OTTAWA — CBC’s president and CEO urged the government on Monday to include the pubcaster in any efforts to help ailing over-the-air networks, while repeating calls for stable, long-term funding.

‘I didn’t come here to ask for additional money, but to remind you that although I have a different mandate [than the private networks], our business model doesn’t work either,’ Hubert Lacroix said during an appearance before parliament’s Heritage committee, which is studying the conventional TV business.

The business model hasn’t been working for several years, he said, but the current economic crisis ‘has accelerated what was already a steady decline in the value of television advertising.’

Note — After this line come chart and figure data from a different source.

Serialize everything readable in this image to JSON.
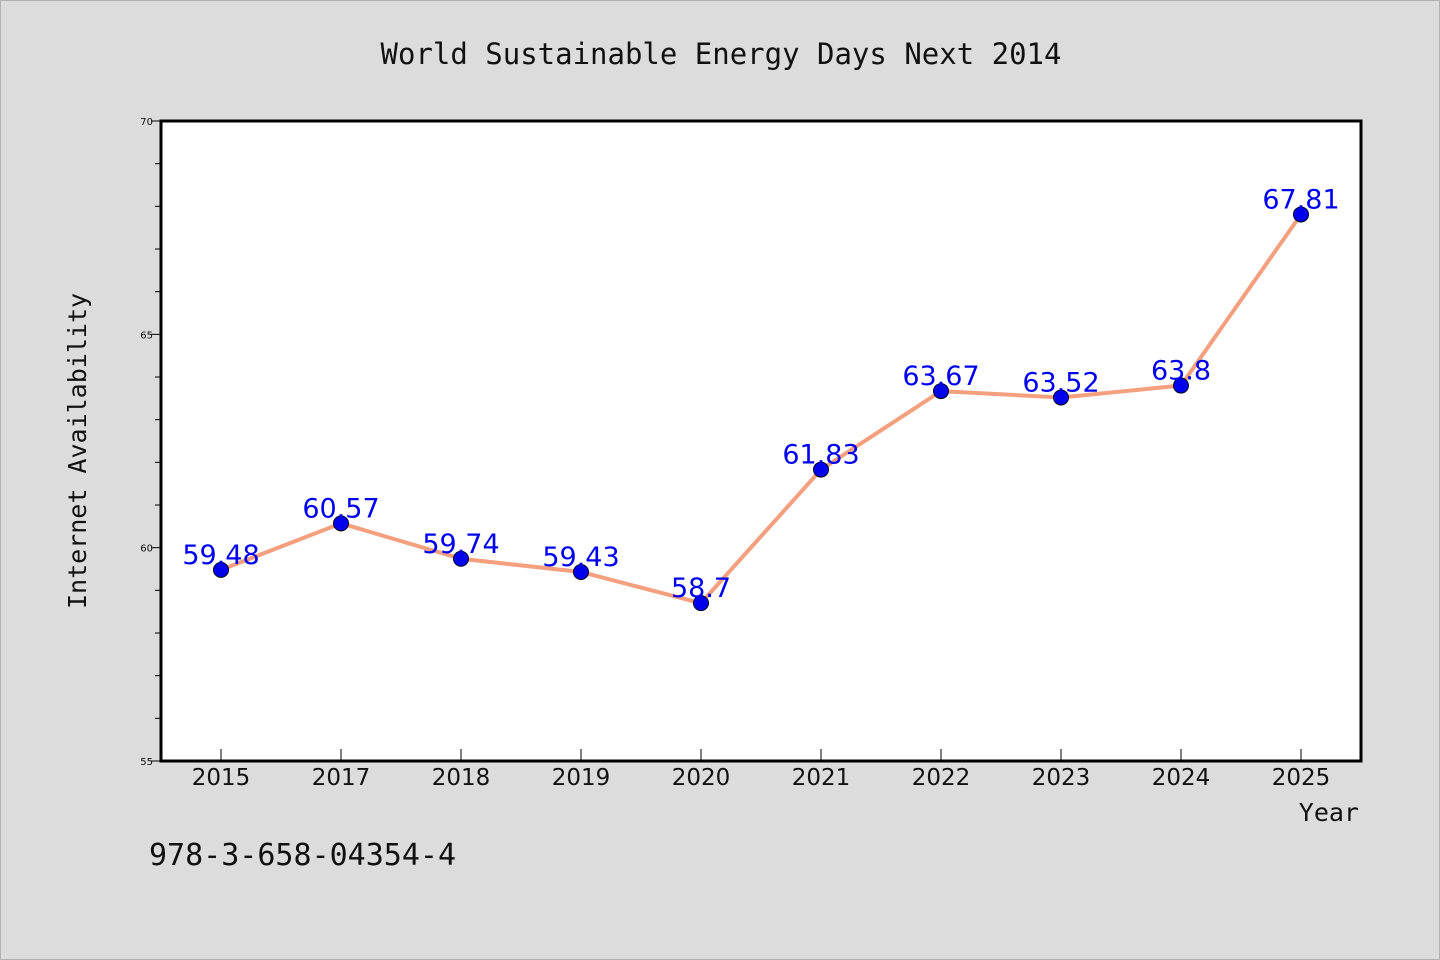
{
  "chart_data": {
    "type": "line",
    "title": "World Sustainable Energy Days Next 2014",
    "xlabel": "Year",
    "ylabel": "Internet Availability",
    "categories": [
      "2015",
      "2017",
      "2018",
      "2019",
      "2020",
      "2021",
      "2022",
      "2023",
      "2024",
      "2025"
    ],
    "series": [
      {
        "values": [
          59.48,
          60.57,
          59.74,
          59.43,
          58.7,
          61.83,
          63.67,
          63.52,
          63.8,
          67.81
        ],
        "data_labels": [
          "59.48",
          "60.57",
          "59.74",
          "59.43",
          "58.7",
          "61.83",
          "63.67",
          "63.52",
          "63.8",
          "67.81"
        ],
        "line_color": "#f4a07f",
        "marker_color": "#0000ee"
      }
    ],
    "ylim": [
      55,
      70
    ],
    "yticks": [
      "55",
      "60",
      "65",
      "70"
    ],
    "grid": false,
    "legend": "none",
    "label_color": "#0000ee",
    "background_color": "#dcdcdc",
    "plot_background_color": "#ffffff"
  },
  "footer": {
    "isbn": "978-3-658-04354-4"
  }
}
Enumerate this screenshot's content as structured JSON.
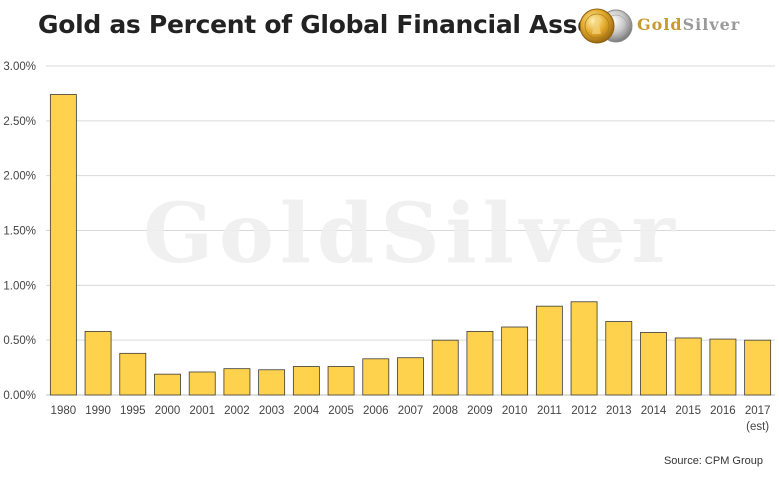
{
  "title": "Gold as Percent of Global Financial Assets",
  "logo": {
    "part1": "Gold",
    "part2": "Silver",
    "watermark": "GoldSilver"
  },
  "source": "Source: CPM Group",
  "colors": {
    "bar_fill": "#ffd24d",
    "bar_stroke": "#3a3a3a",
    "grid": "#d9d9d9",
    "logo_gold": "#c79a2d",
    "logo_silver": "#9a9a9a"
  },
  "chart_data": {
    "type": "bar",
    "title": "Gold as Percent of Global Financial Assets",
    "categories": [
      "1980",
      "1990",
      "1995",
      "2000",
      "2001",
      "2002",
      "2003",
      "2004",
      "2005",
      "2006",
      "2007",
      "2008",
      "2009",
      "2010",
      "2011",
      "2012",
      "2013",
      "2014",
      "2015",
      "2016",
      "2017"
    ],
    "category_sublabels": {
      "2017": "(est)"
    },
    "values": [
      2.74,
      0.58,
      0.38,
      0.19,
      0.21,
      0.24,
      0.23,
      0.26,
      0.26,
      0.33,
      0.34,
      0.5,
      0.58,
      0.62,
      0.81,
      0.85,
      0.67,
      0.57,
      0.52,
      0.51,
      0.5
    ],
    "value_unit": "%",
    "ylim": [
      0,
      3
    ],
    "yticks": [
      "0.00%",
      "0.50%",
      "1.00%",
      "1.50%",
      "2.00%",
      "2.50%",
      "3.00%"
    ],
    "ytick_values": [
      0,
      0.5,
      1,
      1.5,
      2,
      2.5,
      3
    ],
    "grid": true,
    "legend": "none",
    "xlabel": "",
    "ylabel": ""
  }
}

Lacroix stated the CBC needs to access fee-for-carriage, if implemented, and other programs such as the CRTC’s new Local Programming Improvement Fund.

‘Don’t exclude us from these initiatives just because we get public money,’ he said. ‘Ad revenues are dropping in the 2008/09 year and we’re trying to make sure we can find a long-term solution.’ CBC anticipates a $171 million shortfall for 2009/10, which prompted the recent cuts to 800 jobs and the sell-off of some assets.

Along with fee-for-carriage and the LPIF, Lacroix renewed calls for a memorandum of understanding with Canadians that would ensure stable, long-term public funding for the CBC in exchange for delivering agreed-upon programming and services.

The CBC’s mandate, derived from the Broadcasting Act, requires ‘an incredible range of programming and services to Canadians across the country, across six time zones, in two official languages,’ he noted.

Lacroix also tried to assure the politicians that the public broadcaster remains committed to the regions. For example, although spending on regional services represents 38% of the pubcaster’s total budget, the regions bore only 20% of the total cuts, he noted. Cuts to the regions included radio staff in the Maritimes and Ontario.

‘I am not here to threaten to pull out of the regions,’ he said.